9. Hukuk Dairesi 2018/7234 E. , 2021/4793 K.
"İçtihat Metni"BÖLGE ADLİYE MAHKEMESİ : ... 25. Hukuk Dairesi
DAVA TÜRÜ : ALACAK
İLK DERECE MAHKEMESİ : ... 12. İş Mahkemesi
Taraflar arasında görülen dava sonucunda verilen kararın, temyizen incelenmesi davalılardan Posta ve Telgraf Teşkilatı A.Ş. vekili tarafından istenilmekle, temyiz talebinin süresinde olduğu anlaşıldı. Dava dosyası için Tetkik Hakimi tarafından düzenlenen rapor dinlendikten sonra dosya incelendi, gereği konuşulup düşünüldü:
Y A R G I T A Y K A R A R I
Davacı İsteminin Özeti:
Davacı vekili, müvekkilinin davalı asıl işveren Posta ve Telgraf Teşkilatı A.Ş.’de alt işverenler nezdinde 1993 yılının Ocak ayından itibaren çalışmaya başladığını, en son ... Posta Taşımacılık Turizm ve Tem. Hizm. Tic. Ltd. Şti.’nde çalıştığını, 1993-2002 yılları arasında Kağıthane dağıtım merkezine bağlı olarak çeşitli mahallelere posta dağıtım işini yaptığını, bu tarihler arasında çalıştığı dönemde mesai saatinin hafta içi ve cumartesi günü sabah 08.30 akşam 21.00 arası olduğunu, resmi bayramların tümünde dini bayramların ise bir gününde çalışma yaptığını, genel tatil ücreti ve fazla mesai ücretlerinin ödenmediğini, yıllık izninin kullandırılmadığını, sigortalılık süresi ve prim ödeme gün sayısının dolması nedeniyle kıdem tazminatına hak kazandığını ileri sürerek, kıdem tazminatı, fazla mesai ücreti, genel tatil ücreti, yıllık izin ücreti ve asgari geçim indiriminin davalılardan tahsilini istemiştir.
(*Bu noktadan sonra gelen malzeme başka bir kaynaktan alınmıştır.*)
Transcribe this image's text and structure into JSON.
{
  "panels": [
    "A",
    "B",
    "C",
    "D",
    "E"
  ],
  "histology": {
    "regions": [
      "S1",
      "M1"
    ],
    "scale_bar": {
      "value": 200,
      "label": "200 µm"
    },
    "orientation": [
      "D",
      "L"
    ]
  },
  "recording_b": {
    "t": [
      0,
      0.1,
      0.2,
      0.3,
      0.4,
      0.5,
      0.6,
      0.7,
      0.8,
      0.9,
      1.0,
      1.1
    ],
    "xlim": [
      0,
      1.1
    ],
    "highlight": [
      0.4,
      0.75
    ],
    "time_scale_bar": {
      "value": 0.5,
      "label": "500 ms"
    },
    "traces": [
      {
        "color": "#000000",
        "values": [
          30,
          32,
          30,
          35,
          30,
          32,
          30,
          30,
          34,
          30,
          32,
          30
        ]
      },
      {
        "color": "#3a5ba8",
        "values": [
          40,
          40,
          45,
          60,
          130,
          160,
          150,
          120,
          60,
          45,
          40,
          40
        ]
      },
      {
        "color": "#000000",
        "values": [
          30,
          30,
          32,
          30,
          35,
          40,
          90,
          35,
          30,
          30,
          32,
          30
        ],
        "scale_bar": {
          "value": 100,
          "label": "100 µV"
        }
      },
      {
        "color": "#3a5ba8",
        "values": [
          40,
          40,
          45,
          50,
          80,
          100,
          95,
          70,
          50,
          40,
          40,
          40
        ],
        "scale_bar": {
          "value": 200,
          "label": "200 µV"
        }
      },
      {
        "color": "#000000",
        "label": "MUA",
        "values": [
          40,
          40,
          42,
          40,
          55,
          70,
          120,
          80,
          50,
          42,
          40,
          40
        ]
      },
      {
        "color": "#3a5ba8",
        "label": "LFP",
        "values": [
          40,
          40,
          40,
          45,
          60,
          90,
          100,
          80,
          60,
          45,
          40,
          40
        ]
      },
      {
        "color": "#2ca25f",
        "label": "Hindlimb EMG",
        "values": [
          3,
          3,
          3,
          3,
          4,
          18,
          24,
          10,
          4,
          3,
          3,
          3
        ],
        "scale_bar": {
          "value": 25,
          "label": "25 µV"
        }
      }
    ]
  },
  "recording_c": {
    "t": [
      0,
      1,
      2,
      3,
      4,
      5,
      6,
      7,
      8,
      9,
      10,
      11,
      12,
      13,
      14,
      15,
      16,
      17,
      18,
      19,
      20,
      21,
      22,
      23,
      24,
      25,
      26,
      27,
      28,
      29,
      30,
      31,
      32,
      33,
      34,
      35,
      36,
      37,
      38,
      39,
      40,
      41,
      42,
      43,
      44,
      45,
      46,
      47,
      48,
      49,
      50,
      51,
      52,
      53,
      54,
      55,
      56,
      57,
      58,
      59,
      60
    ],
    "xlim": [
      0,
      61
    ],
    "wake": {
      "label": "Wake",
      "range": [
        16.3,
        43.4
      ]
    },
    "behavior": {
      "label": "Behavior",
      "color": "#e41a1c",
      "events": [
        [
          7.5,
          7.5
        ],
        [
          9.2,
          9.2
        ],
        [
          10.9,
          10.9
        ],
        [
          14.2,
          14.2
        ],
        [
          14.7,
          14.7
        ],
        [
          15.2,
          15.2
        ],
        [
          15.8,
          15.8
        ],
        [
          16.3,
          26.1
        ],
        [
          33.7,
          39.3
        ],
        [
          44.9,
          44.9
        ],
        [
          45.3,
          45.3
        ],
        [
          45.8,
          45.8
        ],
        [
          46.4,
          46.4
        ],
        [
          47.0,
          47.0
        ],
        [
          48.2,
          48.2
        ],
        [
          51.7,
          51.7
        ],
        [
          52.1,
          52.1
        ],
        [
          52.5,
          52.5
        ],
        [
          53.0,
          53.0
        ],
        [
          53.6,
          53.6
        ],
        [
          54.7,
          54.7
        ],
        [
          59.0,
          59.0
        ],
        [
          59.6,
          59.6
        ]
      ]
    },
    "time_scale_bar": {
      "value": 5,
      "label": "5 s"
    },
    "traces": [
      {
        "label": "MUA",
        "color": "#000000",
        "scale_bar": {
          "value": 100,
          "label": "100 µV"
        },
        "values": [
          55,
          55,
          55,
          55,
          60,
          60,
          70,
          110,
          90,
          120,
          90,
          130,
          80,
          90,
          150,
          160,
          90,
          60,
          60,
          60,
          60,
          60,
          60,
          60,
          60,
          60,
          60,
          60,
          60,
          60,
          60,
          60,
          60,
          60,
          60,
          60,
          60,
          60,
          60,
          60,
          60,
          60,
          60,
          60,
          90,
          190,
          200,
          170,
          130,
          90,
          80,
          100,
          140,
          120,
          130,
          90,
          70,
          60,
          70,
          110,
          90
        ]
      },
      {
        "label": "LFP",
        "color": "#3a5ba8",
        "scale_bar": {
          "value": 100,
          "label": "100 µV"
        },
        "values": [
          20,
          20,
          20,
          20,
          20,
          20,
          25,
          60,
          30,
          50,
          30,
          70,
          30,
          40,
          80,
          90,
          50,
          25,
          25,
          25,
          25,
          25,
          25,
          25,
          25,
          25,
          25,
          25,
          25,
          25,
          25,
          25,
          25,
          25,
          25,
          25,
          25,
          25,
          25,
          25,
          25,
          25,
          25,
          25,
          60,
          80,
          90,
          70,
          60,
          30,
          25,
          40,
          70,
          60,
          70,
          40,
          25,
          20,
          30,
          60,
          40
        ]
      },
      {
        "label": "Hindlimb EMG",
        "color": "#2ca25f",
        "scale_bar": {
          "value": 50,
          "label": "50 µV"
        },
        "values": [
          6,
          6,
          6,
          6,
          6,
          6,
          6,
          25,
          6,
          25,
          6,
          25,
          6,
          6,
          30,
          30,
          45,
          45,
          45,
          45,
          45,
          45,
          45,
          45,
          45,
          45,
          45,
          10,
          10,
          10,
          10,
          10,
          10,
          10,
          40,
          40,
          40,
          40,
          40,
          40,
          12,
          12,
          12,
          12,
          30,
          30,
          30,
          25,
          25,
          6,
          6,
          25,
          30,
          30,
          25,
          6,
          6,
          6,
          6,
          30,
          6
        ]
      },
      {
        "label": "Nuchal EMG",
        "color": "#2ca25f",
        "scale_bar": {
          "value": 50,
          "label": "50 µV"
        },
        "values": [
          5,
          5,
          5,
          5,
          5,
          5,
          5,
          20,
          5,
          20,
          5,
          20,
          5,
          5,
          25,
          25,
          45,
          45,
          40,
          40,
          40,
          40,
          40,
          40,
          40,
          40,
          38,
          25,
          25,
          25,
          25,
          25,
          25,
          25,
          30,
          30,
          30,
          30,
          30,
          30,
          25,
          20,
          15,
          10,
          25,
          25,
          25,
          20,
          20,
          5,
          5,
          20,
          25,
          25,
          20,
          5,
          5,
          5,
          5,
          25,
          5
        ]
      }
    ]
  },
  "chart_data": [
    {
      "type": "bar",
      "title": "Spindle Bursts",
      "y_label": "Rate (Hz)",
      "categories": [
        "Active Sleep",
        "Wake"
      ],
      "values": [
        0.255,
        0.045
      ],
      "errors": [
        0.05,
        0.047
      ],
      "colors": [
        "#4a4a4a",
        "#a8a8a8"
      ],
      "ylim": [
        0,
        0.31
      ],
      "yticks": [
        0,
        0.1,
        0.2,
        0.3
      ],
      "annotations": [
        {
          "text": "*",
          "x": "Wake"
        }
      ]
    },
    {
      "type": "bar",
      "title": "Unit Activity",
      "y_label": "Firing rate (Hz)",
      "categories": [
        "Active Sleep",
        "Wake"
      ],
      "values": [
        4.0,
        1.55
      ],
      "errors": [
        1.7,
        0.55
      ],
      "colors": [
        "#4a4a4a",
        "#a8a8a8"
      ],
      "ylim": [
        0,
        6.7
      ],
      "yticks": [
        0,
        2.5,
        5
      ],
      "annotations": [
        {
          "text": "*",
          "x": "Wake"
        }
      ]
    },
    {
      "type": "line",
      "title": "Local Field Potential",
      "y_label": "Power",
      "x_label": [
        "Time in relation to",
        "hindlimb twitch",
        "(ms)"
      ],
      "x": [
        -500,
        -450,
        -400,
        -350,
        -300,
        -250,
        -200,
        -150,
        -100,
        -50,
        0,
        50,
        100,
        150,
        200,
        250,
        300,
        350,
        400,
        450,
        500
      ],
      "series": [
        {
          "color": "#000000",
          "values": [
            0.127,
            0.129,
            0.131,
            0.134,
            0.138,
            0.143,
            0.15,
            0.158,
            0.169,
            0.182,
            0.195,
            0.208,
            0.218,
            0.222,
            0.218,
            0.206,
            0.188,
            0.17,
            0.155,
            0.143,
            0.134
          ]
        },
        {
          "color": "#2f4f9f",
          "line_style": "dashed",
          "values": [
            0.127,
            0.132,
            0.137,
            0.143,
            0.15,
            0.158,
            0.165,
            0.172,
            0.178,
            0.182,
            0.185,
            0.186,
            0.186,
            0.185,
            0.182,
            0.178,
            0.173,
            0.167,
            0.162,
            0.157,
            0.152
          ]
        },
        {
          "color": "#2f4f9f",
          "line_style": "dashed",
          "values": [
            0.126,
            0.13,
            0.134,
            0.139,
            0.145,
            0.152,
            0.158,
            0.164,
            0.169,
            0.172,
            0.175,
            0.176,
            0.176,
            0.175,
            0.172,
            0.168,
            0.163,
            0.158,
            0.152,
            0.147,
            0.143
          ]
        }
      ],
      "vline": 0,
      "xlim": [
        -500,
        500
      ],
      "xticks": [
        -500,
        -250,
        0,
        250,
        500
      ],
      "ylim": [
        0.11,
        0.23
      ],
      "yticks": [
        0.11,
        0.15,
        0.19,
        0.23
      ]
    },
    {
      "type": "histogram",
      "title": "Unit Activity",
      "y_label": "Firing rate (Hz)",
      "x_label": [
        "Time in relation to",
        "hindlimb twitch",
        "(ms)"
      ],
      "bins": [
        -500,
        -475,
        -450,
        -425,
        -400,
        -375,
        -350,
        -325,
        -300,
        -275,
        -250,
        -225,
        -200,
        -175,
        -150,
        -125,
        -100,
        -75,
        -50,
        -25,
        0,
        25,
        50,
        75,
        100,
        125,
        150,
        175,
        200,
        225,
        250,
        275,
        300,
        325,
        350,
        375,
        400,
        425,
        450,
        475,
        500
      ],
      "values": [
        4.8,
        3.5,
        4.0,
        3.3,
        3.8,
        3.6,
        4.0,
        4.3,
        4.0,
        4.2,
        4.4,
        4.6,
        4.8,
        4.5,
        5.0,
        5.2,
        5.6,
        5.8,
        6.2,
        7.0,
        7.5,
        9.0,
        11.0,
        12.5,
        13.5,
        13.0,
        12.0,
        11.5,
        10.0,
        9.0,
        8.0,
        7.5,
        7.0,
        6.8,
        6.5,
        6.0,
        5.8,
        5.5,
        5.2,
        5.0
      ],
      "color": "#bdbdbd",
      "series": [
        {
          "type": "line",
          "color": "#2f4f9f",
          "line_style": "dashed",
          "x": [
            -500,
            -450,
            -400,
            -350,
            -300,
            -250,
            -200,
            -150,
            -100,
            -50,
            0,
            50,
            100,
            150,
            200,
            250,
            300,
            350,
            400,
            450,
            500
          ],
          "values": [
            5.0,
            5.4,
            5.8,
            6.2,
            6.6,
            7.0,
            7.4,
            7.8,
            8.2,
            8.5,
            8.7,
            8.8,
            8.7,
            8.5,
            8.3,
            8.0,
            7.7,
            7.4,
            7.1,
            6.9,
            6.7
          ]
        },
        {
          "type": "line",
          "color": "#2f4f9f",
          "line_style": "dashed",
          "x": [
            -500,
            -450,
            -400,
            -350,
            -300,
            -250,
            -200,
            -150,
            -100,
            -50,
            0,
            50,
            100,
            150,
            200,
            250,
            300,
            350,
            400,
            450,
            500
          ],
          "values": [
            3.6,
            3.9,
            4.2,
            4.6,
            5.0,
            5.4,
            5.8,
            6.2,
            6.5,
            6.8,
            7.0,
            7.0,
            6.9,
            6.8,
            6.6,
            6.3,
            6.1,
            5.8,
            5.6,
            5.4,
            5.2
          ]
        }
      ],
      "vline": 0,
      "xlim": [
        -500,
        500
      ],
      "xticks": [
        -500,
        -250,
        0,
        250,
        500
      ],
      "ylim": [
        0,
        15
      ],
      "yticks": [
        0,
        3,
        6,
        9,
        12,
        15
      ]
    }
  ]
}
Davalılar Cevabının Özeti:
Davalı Posta ve Telgraf Teşkilatı A.Ş. vekili, davacının kendileri ile ihale yapan firmanın çalışanı olduğunu, davacı tarafından 1993-2015 tarihleri arasında çalışıldığı iddia edilmiş ise de bu çalışmanın kesintisiz olmadığını, kıdem tazminatı talebinin yasal dayanaktan yoksun olduğunu, mesai saatlerinin dışında dağıtımın yapılmadığını, yıllık izinlerinin kullandırıldığını ve bordrolarda asgari geçim indirimi ödemesinin mevcut olduğunu savunarak, davanın reddini istemiştir.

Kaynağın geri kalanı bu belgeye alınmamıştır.